Un peu plus loin dans ce chapitre, l’apôtre se réfère à une autre chose qu’il leur avait « ordonnée » (1 Thess. 4:11). Et il les exhorte à s’appliquer à vivre paisiblement, à faire leurs propres affaires et à travailler de leurs propres mains.

Il revient plus vigoureusement sur ce point dans la seconde épître, car il y avait à Thessalonique des croyants qui « marchaient dans le désordre, ne travaillant pas du tout, mais se mêlant de tout » (2 Thess. 3:11). L’apôtre leur donne d’abord un encouragement : « Nous avons confiance dans le Seigneur à votre égard, que vous faites et que vous ferez ce que nous avons commandé » (v. 4).

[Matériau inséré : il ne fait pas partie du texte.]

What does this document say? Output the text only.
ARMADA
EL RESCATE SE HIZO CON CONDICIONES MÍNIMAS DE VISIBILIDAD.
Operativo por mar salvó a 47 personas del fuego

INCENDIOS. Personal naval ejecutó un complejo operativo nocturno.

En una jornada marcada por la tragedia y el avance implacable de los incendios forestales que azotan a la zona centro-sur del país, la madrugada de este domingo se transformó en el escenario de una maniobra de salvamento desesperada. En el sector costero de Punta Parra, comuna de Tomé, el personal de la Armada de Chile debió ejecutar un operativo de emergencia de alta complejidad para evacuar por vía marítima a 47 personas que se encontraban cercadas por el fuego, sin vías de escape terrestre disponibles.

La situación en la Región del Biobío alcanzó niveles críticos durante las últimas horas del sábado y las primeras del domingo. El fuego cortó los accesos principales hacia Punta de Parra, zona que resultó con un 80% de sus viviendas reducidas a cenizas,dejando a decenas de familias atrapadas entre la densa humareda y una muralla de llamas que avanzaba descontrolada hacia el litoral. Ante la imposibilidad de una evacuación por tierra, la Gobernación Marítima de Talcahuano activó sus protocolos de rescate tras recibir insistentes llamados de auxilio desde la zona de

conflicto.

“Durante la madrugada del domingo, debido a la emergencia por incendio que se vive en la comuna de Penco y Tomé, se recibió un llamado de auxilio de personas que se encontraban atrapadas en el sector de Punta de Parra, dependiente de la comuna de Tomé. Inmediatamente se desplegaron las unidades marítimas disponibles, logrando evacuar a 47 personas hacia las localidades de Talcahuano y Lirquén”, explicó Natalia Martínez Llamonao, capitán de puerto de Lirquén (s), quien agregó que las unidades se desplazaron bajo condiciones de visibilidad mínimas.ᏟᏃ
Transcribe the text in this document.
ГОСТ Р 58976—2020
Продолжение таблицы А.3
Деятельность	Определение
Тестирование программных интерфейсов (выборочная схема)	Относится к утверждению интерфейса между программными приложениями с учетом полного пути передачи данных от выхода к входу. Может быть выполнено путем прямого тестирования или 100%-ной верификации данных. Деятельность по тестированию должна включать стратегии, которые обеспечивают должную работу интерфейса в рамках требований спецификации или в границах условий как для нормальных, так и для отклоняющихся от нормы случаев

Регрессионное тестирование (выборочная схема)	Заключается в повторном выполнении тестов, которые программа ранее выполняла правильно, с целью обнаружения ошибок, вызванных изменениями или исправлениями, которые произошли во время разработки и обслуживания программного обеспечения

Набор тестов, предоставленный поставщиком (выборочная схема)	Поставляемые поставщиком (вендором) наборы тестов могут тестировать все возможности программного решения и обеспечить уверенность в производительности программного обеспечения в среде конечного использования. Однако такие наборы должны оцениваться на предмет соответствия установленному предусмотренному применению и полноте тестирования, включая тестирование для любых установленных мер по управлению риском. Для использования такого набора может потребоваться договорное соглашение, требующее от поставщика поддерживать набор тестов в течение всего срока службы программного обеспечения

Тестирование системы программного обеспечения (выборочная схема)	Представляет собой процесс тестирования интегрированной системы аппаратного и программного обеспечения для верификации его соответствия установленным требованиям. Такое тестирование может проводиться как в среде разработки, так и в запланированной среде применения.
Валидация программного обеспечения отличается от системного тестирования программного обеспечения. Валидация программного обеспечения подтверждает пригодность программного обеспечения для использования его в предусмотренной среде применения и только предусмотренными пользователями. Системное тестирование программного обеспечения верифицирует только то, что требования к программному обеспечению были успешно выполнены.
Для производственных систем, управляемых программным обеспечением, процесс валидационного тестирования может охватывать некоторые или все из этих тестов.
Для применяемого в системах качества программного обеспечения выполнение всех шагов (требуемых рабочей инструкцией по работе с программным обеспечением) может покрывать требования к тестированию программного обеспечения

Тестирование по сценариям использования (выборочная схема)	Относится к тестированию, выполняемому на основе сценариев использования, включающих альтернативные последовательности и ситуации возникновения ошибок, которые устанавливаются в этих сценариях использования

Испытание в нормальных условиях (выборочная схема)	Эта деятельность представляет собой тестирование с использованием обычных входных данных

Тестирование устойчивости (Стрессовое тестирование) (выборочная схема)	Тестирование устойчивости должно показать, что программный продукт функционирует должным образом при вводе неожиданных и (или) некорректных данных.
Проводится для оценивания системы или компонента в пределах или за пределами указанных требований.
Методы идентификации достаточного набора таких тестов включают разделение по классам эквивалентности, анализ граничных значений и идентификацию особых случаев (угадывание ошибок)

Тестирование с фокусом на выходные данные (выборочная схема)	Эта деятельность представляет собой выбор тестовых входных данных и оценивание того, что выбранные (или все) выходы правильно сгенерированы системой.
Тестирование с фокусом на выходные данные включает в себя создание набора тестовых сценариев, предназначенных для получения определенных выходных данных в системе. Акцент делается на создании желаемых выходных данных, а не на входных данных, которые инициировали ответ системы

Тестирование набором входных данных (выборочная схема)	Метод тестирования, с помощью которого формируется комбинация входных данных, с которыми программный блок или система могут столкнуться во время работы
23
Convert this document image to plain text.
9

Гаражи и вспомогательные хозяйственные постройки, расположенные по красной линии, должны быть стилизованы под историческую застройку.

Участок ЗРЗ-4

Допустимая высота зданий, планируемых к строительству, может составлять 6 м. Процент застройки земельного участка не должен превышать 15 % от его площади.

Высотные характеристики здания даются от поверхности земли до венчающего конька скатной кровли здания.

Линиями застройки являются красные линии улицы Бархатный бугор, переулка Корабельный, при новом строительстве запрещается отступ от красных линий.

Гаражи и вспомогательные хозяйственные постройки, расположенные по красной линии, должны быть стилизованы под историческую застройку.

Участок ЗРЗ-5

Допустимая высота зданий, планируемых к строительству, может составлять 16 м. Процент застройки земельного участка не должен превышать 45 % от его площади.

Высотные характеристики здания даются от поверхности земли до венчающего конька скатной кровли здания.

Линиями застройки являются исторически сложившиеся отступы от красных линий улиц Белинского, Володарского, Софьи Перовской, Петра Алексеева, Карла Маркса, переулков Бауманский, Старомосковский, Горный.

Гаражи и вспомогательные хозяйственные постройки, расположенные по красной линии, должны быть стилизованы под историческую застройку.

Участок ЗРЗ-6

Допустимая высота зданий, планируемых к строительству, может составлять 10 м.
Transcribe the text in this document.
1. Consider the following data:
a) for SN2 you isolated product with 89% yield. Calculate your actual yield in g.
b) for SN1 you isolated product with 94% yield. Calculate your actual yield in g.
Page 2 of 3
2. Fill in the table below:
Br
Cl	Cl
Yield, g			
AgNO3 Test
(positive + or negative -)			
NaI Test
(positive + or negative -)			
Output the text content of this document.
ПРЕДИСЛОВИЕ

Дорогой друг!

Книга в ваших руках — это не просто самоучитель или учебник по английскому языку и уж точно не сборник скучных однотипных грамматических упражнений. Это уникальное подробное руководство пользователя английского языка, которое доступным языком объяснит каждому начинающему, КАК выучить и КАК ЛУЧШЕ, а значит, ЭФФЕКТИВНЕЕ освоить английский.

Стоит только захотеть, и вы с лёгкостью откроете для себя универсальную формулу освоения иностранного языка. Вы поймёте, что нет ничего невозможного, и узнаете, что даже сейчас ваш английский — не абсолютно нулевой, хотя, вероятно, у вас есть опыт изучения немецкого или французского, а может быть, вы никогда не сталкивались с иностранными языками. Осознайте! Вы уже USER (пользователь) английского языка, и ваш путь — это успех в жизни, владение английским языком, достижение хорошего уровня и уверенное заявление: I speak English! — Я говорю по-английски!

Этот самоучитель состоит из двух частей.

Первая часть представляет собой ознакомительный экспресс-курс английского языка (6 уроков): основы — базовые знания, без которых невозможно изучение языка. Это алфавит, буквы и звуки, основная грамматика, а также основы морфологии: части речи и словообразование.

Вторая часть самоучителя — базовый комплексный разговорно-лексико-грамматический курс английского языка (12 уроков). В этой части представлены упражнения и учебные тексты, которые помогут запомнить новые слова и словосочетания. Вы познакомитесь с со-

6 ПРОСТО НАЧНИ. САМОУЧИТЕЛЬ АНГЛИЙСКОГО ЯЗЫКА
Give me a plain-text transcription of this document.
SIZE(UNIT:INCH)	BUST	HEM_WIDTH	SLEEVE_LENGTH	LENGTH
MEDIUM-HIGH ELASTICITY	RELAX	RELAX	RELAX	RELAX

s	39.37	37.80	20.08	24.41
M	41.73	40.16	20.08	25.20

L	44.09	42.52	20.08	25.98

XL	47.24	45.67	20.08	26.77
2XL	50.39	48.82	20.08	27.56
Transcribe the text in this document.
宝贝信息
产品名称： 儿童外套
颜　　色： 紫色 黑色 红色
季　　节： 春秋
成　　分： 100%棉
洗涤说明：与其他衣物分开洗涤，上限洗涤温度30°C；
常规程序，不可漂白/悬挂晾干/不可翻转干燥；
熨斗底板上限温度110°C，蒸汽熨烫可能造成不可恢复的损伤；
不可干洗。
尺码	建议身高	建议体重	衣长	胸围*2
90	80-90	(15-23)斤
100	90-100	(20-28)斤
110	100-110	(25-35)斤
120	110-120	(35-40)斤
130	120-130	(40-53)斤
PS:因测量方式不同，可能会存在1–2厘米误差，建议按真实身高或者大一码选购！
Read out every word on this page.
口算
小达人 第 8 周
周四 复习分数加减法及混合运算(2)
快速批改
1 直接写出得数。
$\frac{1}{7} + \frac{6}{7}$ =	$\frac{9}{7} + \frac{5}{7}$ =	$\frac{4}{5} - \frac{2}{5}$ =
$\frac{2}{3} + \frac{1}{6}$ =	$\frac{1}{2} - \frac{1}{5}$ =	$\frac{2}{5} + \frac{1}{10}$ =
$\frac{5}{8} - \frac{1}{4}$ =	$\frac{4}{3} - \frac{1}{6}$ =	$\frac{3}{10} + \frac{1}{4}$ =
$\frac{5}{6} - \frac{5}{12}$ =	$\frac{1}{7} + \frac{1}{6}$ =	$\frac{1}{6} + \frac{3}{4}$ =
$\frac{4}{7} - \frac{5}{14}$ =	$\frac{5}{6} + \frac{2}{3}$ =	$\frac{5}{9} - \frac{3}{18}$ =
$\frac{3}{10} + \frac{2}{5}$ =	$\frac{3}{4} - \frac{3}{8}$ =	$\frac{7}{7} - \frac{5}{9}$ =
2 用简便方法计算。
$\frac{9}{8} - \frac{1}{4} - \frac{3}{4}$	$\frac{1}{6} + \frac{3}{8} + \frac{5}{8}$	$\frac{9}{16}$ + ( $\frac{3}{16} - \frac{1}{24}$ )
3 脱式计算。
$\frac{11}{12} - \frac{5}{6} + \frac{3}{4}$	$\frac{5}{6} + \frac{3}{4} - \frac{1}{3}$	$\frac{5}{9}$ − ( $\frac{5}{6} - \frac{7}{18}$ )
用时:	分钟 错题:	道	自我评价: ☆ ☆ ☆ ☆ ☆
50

Puis trois fois, il leur enjoint quelque chose ou leur rappelle une injonction faite précédemment. « Mais nous vous enjoignons, frères, au nom de notre Seigneur Jésus Christ, de vous retirer de tout frère qui marche dans le désordre, et non pas selon l’enseignement qu’il a reçu de nous » (v. 6). « Car aussi, quand nous étions auprès de vous, nous vous avons enjoint ceci : que si quelqu’un ne veut pas travailler, qu’il ne mange pas non plus » (v. 10). « Mais nous enjoignons à ceux qui sont tels, et nous les exhortons dans le Seigneur Jésus Christ, de manger leur propre pain en travaillant paisiblement » (v. 12).

C’est ainsi que l’autorité apostolique, sous la conduite du Seigneur, corrigeait les désordres et les égarements des croyants, tout en reconnaissant ce qu’il y avait de positif dans leur témoignage.